Discours prononcé par David Boudreau à la Sainte-Catherine en 2009 pour les 70 ans du groupe

La Guynemer a eu cette année, 70 ans. Ce que je vous propose ici est un court récit des 70 années de la vie du groupe que j’ai pu tirer de certaines archives et de quelques entrevues. Ces archives contenaient certains cahiers des anciens Chefs de troupe, des pamphlets, ainsi que des journaux qui étaient publiés par les patrouilles et par la troupe. Fini pour les archives, place à l’Histoire.

Les débuts

Le Groupe Guynemer est né officiellement le 17 avril 1939, en s’affiliant à la Fédération des Scouts Catholiques de la Province de Québec sous le nom de « Groupe Stanislas », dans le collège du même nom ouvert un an plus tôt. C’était le 55e Groupe scout de Montréal. Cela se passait quelques mois seulement avant que le Canada ne se range aux côtés de la Grande-Bretagne pour entrer dans la deuxième guerre mondiale. C’était une époque où les automobiles étaient encore peu courantes dans les rues. Où on déneigeait les trottoirs l’hiver avec des chevaux et des grattoirs à neige. C’était l’époque de la fin de la grande Dépression, où beaucoup de gens avaient perdu leur emploi, c’était une époque où pas tout-le-monde avait la chance d’être scout. Mon grand-père me rappelle souvent comment les scouts, souriants dans leur bel uniforme, lui causaient de l’envie.

Le Groupe Guynemer est donc fondé dans ces temps moroses par Guy Boulizon et sa femme Jeannette Boulizon, engagés comme professeurs laïcs lors de l’ouverture du collège Stanislas de Montréal. Ce serait le directeur du collège Stanislas de Paris, l’abbé François Méjecaze, qui aurait fortement suggéré à Guy Boulizon de fonder une troupe scoute à l’image de celle existant à Stanislas de Paris Boulizon croyait même naïvement que cela ferait partie de sa charge de professeur !

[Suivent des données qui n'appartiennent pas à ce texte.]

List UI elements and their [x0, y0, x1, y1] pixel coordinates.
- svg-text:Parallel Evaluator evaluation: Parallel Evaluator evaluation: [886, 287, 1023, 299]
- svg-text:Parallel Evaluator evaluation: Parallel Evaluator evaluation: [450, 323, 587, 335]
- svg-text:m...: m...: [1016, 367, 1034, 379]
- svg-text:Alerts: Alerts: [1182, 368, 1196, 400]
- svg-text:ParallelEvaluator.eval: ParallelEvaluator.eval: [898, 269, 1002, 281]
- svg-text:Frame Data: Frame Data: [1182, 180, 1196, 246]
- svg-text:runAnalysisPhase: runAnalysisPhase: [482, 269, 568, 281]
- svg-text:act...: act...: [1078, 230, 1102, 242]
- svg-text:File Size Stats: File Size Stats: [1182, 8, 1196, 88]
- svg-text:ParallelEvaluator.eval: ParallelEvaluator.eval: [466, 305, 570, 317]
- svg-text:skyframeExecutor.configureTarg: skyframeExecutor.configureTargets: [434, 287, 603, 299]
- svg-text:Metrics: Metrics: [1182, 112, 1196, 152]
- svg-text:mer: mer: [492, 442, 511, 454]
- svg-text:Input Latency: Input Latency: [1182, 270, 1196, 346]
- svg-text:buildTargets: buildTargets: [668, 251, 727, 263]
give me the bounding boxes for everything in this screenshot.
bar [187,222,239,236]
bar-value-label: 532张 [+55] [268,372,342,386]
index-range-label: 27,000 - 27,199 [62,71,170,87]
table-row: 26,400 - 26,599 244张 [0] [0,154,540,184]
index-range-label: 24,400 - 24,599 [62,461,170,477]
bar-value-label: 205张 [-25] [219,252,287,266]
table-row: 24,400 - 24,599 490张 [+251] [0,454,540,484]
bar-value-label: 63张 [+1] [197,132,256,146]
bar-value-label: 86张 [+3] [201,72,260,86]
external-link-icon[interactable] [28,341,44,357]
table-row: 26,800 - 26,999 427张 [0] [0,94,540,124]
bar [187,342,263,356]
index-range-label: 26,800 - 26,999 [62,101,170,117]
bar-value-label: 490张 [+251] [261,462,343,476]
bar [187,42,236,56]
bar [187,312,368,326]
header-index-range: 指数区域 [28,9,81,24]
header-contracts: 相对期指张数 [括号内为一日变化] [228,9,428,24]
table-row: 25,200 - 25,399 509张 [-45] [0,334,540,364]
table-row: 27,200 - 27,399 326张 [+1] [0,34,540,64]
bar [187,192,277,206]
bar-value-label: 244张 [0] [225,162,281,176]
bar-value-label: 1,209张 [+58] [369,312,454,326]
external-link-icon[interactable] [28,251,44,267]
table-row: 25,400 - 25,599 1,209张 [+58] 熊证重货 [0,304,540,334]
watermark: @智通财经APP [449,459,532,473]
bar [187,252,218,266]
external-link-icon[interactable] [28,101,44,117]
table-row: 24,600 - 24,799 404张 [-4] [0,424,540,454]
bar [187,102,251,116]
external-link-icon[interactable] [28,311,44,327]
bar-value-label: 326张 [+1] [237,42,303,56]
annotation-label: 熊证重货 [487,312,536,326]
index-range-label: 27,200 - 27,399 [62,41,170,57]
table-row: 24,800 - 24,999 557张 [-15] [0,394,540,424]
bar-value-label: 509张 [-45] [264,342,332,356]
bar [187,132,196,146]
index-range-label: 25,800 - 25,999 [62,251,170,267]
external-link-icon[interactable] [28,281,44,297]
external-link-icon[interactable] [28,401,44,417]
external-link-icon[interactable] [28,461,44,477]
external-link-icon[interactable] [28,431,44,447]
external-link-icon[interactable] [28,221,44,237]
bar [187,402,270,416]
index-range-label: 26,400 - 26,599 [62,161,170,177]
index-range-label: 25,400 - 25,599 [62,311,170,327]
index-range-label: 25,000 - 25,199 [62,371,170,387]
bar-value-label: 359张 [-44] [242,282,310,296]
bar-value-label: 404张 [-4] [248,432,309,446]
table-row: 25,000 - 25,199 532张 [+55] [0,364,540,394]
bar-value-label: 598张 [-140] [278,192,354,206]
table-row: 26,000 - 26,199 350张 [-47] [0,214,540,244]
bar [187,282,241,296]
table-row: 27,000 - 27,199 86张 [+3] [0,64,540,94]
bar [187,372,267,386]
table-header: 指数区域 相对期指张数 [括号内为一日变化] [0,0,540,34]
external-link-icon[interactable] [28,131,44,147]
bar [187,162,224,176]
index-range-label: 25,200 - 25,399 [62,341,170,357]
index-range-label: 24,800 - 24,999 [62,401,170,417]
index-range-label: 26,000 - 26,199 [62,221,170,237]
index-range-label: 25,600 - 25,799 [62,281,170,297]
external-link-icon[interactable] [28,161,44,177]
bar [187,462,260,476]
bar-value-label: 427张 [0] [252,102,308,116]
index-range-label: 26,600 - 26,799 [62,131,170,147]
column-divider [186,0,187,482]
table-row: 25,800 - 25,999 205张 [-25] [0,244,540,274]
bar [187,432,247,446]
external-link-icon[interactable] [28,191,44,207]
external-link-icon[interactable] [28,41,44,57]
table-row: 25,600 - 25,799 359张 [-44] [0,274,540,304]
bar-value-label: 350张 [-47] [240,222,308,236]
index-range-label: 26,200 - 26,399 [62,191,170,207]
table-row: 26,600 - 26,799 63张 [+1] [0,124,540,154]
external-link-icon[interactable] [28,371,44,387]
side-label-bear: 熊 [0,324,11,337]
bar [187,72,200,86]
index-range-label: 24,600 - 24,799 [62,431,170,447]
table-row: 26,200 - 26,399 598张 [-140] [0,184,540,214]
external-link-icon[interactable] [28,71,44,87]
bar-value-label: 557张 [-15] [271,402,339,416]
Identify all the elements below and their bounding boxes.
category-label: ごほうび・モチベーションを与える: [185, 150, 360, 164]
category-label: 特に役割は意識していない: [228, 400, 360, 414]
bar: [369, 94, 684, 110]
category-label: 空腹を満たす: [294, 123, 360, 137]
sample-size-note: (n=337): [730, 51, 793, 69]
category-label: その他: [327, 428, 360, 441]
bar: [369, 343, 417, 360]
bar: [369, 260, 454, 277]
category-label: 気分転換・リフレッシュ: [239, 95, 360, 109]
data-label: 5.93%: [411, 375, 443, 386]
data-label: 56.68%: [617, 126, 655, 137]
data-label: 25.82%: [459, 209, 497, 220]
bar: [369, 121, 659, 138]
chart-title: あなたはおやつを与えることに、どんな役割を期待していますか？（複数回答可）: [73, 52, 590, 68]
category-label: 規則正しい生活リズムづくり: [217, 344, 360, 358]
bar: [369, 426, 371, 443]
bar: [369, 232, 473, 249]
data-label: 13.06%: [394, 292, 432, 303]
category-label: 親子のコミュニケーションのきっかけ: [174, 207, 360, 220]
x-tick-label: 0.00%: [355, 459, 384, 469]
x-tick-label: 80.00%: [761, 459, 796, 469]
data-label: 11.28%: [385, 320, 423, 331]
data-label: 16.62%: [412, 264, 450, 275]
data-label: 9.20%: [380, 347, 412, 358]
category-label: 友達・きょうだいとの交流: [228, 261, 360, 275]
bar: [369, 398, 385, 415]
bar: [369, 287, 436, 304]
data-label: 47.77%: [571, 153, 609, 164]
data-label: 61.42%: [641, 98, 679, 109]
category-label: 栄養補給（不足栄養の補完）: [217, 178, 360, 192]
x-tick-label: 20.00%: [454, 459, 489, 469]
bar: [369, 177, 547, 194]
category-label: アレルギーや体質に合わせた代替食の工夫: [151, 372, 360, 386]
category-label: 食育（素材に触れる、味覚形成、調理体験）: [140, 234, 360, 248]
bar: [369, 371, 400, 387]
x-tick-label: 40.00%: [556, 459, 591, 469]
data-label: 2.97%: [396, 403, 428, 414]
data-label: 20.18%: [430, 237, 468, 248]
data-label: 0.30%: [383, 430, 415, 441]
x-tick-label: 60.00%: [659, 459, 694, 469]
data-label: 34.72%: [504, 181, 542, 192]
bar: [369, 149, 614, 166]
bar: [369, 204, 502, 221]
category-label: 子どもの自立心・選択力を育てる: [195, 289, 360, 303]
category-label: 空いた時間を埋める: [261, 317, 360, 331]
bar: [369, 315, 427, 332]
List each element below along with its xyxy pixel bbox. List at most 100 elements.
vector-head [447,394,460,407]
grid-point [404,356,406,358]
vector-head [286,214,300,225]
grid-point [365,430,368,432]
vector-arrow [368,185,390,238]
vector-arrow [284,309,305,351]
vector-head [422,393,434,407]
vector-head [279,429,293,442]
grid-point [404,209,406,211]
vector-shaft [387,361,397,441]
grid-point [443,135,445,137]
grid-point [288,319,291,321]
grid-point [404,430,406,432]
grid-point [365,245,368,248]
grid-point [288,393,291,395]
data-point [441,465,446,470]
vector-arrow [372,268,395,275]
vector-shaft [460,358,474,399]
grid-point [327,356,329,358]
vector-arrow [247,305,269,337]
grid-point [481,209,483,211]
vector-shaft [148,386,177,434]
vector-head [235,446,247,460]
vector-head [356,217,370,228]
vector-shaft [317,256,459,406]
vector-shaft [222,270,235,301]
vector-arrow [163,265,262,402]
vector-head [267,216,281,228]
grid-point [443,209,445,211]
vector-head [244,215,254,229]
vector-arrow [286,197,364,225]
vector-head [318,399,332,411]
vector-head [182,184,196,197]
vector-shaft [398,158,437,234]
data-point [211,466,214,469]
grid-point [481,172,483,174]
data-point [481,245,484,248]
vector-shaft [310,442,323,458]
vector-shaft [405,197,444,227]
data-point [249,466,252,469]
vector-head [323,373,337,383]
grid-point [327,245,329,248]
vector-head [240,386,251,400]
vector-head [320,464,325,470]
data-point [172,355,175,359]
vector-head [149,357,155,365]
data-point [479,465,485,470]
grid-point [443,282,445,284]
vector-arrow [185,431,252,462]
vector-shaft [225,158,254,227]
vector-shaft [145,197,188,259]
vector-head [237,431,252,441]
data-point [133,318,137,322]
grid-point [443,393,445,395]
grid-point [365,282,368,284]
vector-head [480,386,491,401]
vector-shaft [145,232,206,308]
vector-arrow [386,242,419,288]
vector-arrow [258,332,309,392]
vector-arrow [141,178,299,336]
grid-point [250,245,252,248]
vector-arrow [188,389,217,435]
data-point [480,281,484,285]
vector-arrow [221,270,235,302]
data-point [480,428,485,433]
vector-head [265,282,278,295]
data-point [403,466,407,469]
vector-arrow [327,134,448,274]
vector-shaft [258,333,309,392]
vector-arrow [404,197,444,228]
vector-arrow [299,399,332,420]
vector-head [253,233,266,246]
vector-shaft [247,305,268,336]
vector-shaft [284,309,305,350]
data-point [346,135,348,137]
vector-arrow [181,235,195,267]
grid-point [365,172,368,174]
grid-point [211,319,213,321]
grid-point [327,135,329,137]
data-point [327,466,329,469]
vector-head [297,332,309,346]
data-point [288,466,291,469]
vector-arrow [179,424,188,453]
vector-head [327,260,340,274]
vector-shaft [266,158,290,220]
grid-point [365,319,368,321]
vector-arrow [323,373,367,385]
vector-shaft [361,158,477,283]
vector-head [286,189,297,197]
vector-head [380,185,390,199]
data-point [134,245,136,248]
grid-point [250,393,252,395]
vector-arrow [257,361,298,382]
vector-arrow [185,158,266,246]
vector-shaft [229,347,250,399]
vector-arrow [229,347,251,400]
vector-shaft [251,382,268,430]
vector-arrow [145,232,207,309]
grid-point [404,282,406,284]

Le modèle de la troupe Guynemer au collège Stanislas d’Outremont fut, selon les dires de Guy Boulizon, organisé « dans la plus pure ligne du scoutisme français ». Pas étonnant puisqu’il avait été chef de troupe pendant six ans à Paris. D’ailleurs, comme l’avait proposé M. Méjecaze, la troupe garda le nom de sa cousine parisienne (la troupe du collège Stanislas de Paris), les mêmes couleurs de foulard, la même devise et le même patron, Georges Guynemer, aviateur et héros de guerre. La troupe marchait si bien que 7 ans après sa fondation, on dû en ouvrir une deuxième pour permettre à l’affluence de jeunes qui voulaient être scouts de pouvoir s’épanouir dans le cadre de la troupe. La troupe Lyautey, la troupe sœur de la Guynemer, est fondée en 46 et sera dissoute en 57, après une vie de seulement 11 années, faute de direction pour la troupe.

Contexte historique

Le Groupe Stanislas semblait plutôt libéral pour le Canada français des années 40 et 50. Il a été un des premiers à y posséder une meute de louveteaux animée par une cheftaine, Jeannette Boulizon. Cela était la norme en France, mais pas au Canada français où le cardinal Villeneuve avait déclaré en 1937 (deux ans avant la création de la meute à Stanislas) : « Ce serait s’engager dans une voie peu sage d’admettre des femmes dans le scoutisme ». À l’époque, Jeannette Boulizon ne pouvait pas même être assise à côté de l’aumônier dans une voiture !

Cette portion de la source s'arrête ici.